1. Aux termes de l’article L. 521-3 du code de justice administrative : « En cas d’urgence et sur simple requête qui sera recevable même en l’absence de décision administrative préalable, le juge des référés peut ordonner toutes autres mesures utiles sans faire obstacle à l’exécution d’aucune décision administrative ». Saisi sur le fondement de ces dispositions, le juge des référés peut prescrire, à des fins conservatoires ou à titre provisoire, toutes mesures que l’urgence justifie, notamment sous forme d’injonctions adressées à l’administration, à la condition que ces mesures soient utiles, ne se heurtent à aucune contestation sérieuse et ne fassent obstacle à l’exécution d’aucune décision administrative, à moins qu’il ne s’agisse de prévenir un péril grave. En raison du caractère subsidiaire du référé régi par l’article L. 521-3, le juge saisi sur ce fondement ne peut prescrire les mesures qui lui sont demandées lorsque leurs effets pourraient être obtenus par les procédures de référé régies par les articles L. 521-1 et L. 521-2.

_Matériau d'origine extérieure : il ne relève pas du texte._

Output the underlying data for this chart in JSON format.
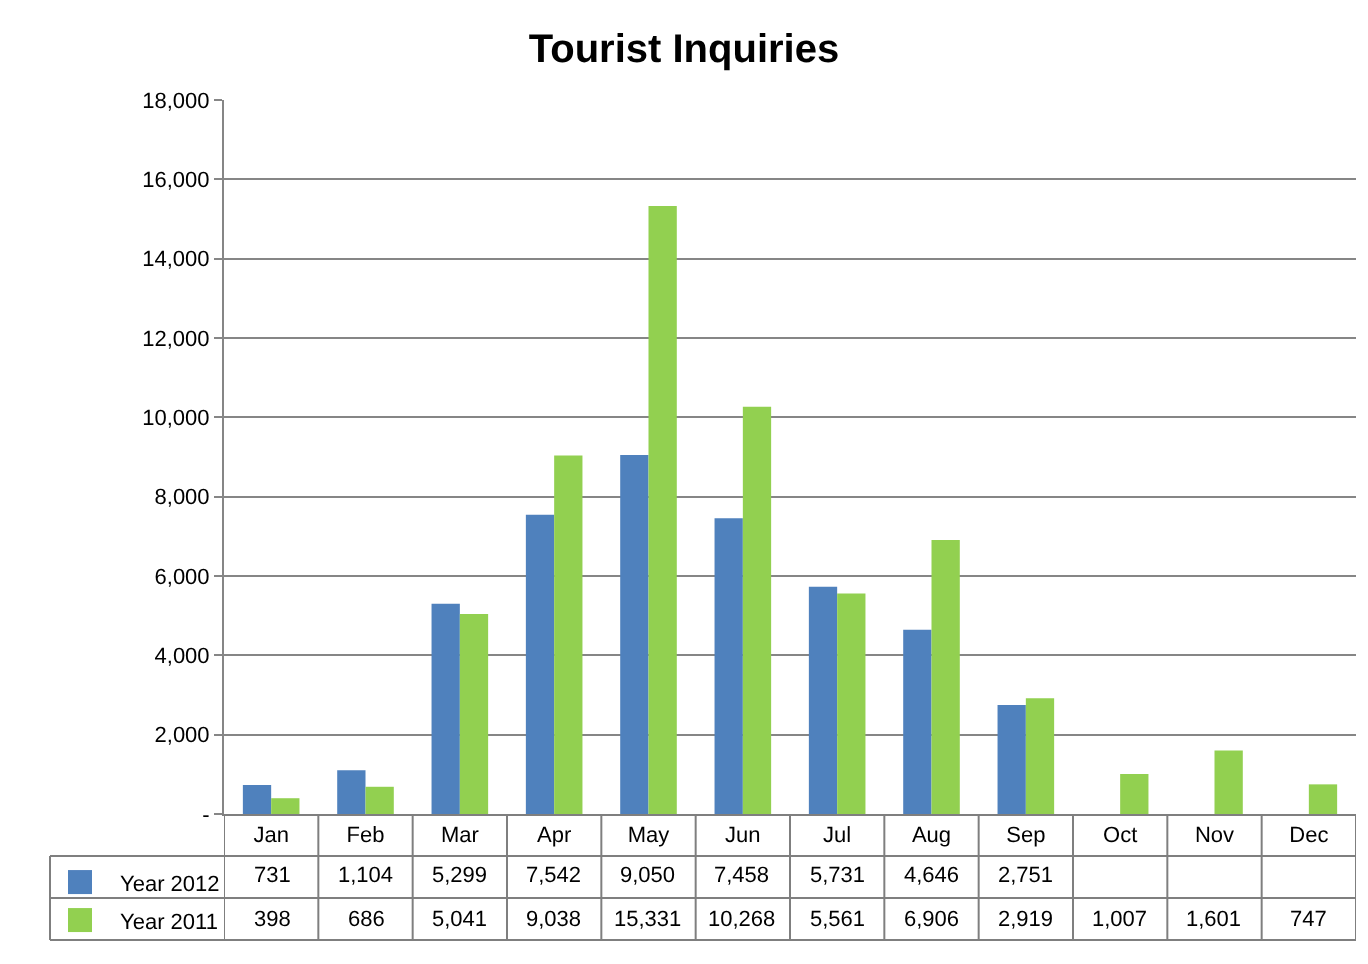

2. Il ressort des pièces du dossier que M. A..., qui est dépourvu d’hébergement, a saisi le juge des référés afin d’obtenir un logement dans les plus brefs délais. Toutefois, une telle demande pourrait être obtenue par la procédure de référé régie par l’article L. 521-2 du code de justice administrative. Par suite, cette mesure n’est pas au nombre de celles que le juge des référés peut ordonner sur le fondement de l’article L. 521-3 du code de justice administrative.

3. Au surplus, le requérant ne justifie pas de l’utilité de la mesure demandée dès lors qu’il a refusé la proposition d’hébergement du préfet en dehors de la région où il réside, sans qu’y fasse obstacle la circonstance, au demeurant non établie, qu’il est suivi médicalement en Ile-de-France.

4. Il résulte de ce qui précède que la requête de M. A..., présentée sur le fondement de l’article L. 521-3 du code de justice administrative, tendant à ce qu’il soit enjoint au préfet de lui proposer sans délai un hébergement d’urgence effectif, ne peut qu’être rejetée.


O R D O N N E :

Article 1er : La requête de M. A... est rejetée.

Article 2 : La présente ordonnance sera notifiée à M B... C... A... et au préfet de la région Ile-de-France, préfet de paris.


Fait à Paris, le 26 mars 2026.


Le juge des référés



J-P. Ladreyt


La République mande et ordonne au préfet de la région Ile-de-France, préfet de Paris, en ce qui le concerne ou à tous commissaires de justice à ce requis en ce qui concerne les voies de droit commun contre les parties privées, de pourvoir à l’exécution de la présente décision.